Figure 1.

RCN-YFP fusions supply regulatory A subunit function in yeast. RCN1-YFP and YFP-RCN1 fusions were expressed under control of the constitutive alcohol dehydrogenase promoter (Ammerer, 1983) in tpd3-1 yeast cells (van Zyl et al., 1992). A, Transformants carrying RCN-YFP fusions, an RCN1 construct, or the empty vector were streaked on duplicate YPD plates and incubated at 30°C or 37°C. The diagram at left indicates the construct carried by cells in the corresponding sectors on both plates. B, Cells carrying a native RCN1 construct, YFP-RCN1, RCN1-YFP, or a SUP35:GFP fusion (Satpute-Krishnan and Serio, 2005) were grown to early log phase and mounted for differential interference contrast (bottom panels) or fluorescence (top panels) microscopy.

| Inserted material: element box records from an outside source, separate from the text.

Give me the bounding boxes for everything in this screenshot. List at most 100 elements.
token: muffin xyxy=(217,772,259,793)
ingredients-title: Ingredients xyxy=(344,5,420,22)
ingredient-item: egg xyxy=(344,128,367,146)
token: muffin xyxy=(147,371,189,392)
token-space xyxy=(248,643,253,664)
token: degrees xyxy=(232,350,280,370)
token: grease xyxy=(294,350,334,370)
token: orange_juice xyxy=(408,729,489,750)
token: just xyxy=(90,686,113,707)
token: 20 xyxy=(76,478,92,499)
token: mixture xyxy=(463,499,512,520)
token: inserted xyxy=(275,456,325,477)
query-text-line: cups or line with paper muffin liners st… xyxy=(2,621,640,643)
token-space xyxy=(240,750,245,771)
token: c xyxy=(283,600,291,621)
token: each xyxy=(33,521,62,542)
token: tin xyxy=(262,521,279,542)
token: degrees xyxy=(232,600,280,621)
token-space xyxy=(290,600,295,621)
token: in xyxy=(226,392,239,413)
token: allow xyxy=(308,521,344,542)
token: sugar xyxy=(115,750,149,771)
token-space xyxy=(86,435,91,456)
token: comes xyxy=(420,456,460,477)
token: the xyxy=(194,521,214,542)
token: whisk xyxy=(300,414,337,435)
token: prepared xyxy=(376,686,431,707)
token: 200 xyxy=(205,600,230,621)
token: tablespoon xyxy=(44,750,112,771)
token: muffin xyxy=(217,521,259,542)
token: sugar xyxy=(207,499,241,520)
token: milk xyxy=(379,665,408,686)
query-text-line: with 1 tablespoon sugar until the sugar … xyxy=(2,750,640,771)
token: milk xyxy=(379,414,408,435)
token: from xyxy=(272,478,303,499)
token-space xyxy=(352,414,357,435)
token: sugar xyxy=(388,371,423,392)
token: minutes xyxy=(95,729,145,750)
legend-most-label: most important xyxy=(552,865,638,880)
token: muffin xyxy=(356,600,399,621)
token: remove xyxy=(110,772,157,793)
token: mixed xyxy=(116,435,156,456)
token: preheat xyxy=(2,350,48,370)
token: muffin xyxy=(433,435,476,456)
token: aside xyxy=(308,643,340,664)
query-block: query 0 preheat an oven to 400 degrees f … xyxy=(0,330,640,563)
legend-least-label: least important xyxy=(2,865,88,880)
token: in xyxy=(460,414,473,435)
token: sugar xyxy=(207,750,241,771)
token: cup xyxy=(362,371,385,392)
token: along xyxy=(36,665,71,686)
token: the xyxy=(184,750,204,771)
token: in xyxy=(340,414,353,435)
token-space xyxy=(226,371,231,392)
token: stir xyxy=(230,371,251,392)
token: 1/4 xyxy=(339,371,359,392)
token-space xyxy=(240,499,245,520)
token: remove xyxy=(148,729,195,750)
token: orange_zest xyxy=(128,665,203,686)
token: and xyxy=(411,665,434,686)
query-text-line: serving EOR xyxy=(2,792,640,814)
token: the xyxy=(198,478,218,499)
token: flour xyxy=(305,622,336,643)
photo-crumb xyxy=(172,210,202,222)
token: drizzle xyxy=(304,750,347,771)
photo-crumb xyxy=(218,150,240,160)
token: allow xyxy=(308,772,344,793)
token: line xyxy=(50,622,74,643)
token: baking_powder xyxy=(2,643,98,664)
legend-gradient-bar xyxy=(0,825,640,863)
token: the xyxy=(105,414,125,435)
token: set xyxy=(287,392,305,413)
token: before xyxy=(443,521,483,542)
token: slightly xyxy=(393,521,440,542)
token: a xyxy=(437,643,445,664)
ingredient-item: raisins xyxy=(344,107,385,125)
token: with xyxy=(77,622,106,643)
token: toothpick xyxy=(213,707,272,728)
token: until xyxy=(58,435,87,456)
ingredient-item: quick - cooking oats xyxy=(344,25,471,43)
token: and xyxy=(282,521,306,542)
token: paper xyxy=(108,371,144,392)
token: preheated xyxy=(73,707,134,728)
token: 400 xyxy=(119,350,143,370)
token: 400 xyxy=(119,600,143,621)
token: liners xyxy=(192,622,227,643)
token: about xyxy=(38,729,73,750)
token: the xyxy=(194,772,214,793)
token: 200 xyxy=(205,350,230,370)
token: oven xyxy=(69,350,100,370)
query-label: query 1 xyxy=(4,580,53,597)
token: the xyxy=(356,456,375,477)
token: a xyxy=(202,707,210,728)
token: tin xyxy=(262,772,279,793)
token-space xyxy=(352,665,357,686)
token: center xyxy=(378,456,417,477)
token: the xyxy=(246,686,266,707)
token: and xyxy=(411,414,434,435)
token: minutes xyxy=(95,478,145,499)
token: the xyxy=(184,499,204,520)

C, Protein extracts of cells carrying the constructs indicated were subjected to SDS-PAGE and immunoblotting, using anti-GFP antibodies to detect the fusion proteins. The positions of the RCN1-YFP (black arrows) and SUP35:GFP (asterisk) proteins are indicated at right. D, Cells carrying the constructs indicated were grown in liquid culture and 10-fold serial dilutions were spotted on plates containing YPD medium or YPD plus 600 mm NaCl. YPD plates were incubated at 30°C or 37°C and YPD NaCl plates were incubated at 30°C.